Ainda sobre a alça, do lado direito, um garoto com jeito

de assustado deu sinal da minha chegada. Apareceram o homem

de tez e camisa marrons e outro garoto, ambos loiros. Parei o carro

atrapalhando o fluxo, o homem veio falar comigo.

– Dr. obrigado por ter vindo.

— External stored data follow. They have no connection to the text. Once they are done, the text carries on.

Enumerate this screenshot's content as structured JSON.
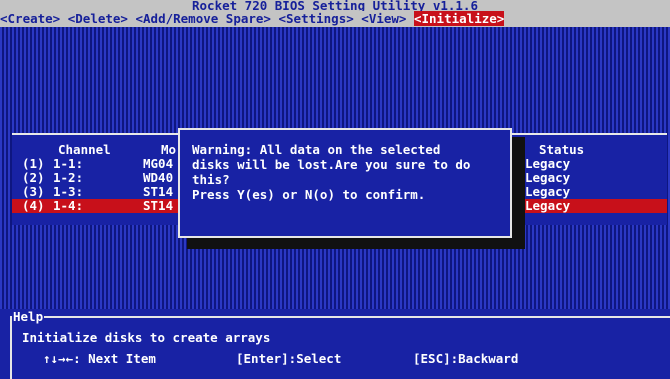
{
  "title": "Rocket 720 BIOS Setting Utility v1.1.6",
  "menu": [
    {
      "label": "<Create>",
      "active": false
    },
    {
      "label": "<Delete>",
      "active": false
    },
    {
      "label": "<Add/Remove Spare>",
      "active": false
    },
    {
      "label": "<Settings>",
      "active": false
    },
    {
      "label": "<View>",
      "active": false
    },
    {
      "label": "<Initialize>",
      "active": true
    }
  ],
  "table": {
    "headers": {
      "channel": "Channel",
      "model": "Mo",
      "status": "Status"
    },
    "rows": [
      {
        "idx": "(1)",
        "channel": "1-1:",
        "model": "MG04",
        "status": "Legacy",
        "selected": false
      },
      {
        "idx": "(2)",
        "channel": "1-2:",
        "model": "WD40",
        "status": "Legacy",
        "selected": false
      },
      {
        "idx": "(3)",
        "channel": "1-3:",
        "model": "ST14",
        "status": "Legacy",
        "selected": false
      },
      {
        "idx": "(4)",
        "channel": "1-4:",
        "model": "ST14",
        "status": "Legacy",
        "selected": true
      }
    ]
  },
  "dialog": {
    "lines": [
      "Warning: All data on the selected",
      "disks will be lost.Are you sure to do",
      "this?",
      "Press Y(es) or N(o) to confirm."
    ]
  },
  "help": {
    "title": "Help",
    "text": "Initialize disks to create arrays",
    "keys": {
      "next": "↑↓→←: Next Item",
      "select": "[Enter]:Select",
      "back": "[ESC]:Backward"
    }
  },
  "colors": {
    "background": "#1e2aa0",
    "menu_bg": "#c4c4c4",
    "menu_fg": "#16209a",
    "highlight": "#c8101a",
    "text": "#ffffff"
  }
}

É do outro lado, meu filho

mais novo vai com o sr. lá.

– Mas a respeito dos honorários... eu cobro diligência

agora.

– A gente acerta, doutor... Vai lá com meu filho.... É do

outro lado, naquele descampado ao lado do retorno...

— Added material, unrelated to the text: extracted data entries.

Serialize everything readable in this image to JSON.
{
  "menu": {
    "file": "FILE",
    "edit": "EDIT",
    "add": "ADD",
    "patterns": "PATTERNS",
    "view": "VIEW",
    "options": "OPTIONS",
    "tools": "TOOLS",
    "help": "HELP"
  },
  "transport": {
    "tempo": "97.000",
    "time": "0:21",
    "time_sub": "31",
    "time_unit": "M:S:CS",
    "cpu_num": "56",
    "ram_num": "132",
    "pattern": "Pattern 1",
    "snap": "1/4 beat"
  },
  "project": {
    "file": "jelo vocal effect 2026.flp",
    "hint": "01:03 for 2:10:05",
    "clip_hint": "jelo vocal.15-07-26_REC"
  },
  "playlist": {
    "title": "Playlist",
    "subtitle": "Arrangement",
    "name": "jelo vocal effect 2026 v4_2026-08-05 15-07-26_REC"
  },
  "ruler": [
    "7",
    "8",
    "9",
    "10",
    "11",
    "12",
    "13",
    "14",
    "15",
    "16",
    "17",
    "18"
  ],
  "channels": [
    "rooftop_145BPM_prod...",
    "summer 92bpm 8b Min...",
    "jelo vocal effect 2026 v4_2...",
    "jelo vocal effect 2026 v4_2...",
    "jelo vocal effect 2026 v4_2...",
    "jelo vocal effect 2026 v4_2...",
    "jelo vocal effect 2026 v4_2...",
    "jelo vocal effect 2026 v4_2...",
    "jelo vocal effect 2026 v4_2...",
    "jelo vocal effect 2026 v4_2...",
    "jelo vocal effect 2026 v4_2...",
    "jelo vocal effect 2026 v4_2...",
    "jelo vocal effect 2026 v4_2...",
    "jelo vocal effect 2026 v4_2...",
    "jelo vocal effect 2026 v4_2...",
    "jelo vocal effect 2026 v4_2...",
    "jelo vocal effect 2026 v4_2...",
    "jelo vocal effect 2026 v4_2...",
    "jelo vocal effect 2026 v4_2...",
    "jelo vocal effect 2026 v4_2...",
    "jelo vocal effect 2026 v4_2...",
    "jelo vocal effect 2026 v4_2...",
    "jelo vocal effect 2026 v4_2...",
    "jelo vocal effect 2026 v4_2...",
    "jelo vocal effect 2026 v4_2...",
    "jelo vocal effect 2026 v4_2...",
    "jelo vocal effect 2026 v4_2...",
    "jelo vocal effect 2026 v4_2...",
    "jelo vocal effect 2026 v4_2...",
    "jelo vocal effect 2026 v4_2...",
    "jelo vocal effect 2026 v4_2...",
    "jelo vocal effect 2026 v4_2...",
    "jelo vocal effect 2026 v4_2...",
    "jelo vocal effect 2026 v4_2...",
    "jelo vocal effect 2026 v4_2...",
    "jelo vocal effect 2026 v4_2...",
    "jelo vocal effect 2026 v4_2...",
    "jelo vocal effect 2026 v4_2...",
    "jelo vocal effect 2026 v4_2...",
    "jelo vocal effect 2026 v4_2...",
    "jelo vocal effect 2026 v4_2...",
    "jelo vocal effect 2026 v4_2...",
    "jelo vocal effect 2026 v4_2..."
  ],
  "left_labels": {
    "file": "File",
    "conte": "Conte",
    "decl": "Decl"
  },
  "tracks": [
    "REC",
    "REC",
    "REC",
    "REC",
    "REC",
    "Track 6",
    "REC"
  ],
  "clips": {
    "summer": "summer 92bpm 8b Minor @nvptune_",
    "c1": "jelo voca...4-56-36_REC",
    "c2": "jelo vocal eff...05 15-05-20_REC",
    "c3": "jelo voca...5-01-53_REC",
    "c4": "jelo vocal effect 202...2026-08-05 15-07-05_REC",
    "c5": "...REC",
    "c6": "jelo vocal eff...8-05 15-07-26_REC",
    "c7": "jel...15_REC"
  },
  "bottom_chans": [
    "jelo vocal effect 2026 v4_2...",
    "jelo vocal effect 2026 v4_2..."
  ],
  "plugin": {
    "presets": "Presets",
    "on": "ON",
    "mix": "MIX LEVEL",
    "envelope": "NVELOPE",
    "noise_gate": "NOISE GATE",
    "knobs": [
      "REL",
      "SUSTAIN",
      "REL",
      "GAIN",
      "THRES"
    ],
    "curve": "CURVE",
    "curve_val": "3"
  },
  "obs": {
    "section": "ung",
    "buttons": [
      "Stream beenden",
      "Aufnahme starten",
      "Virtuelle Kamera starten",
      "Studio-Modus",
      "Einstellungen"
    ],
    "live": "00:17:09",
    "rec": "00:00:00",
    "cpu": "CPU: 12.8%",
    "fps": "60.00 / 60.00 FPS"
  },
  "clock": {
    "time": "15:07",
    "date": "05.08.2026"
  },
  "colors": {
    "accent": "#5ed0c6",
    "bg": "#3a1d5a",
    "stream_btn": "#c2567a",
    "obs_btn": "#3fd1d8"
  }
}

Não dava para ficar ali parado e nem discutindo valores,

o garoto entrou no carro e atravessamos a ponte sobre o rio Tietê.

Havia, no retorno da ponte, no descampado, entre algumas

árvores, estacionados na grama, quatro ou cinco veículos,

dois Guardas Civis Metropolitanos – GCMs – e duas mulheres,

com uma criança loira de quatro ou cinco anos de idade.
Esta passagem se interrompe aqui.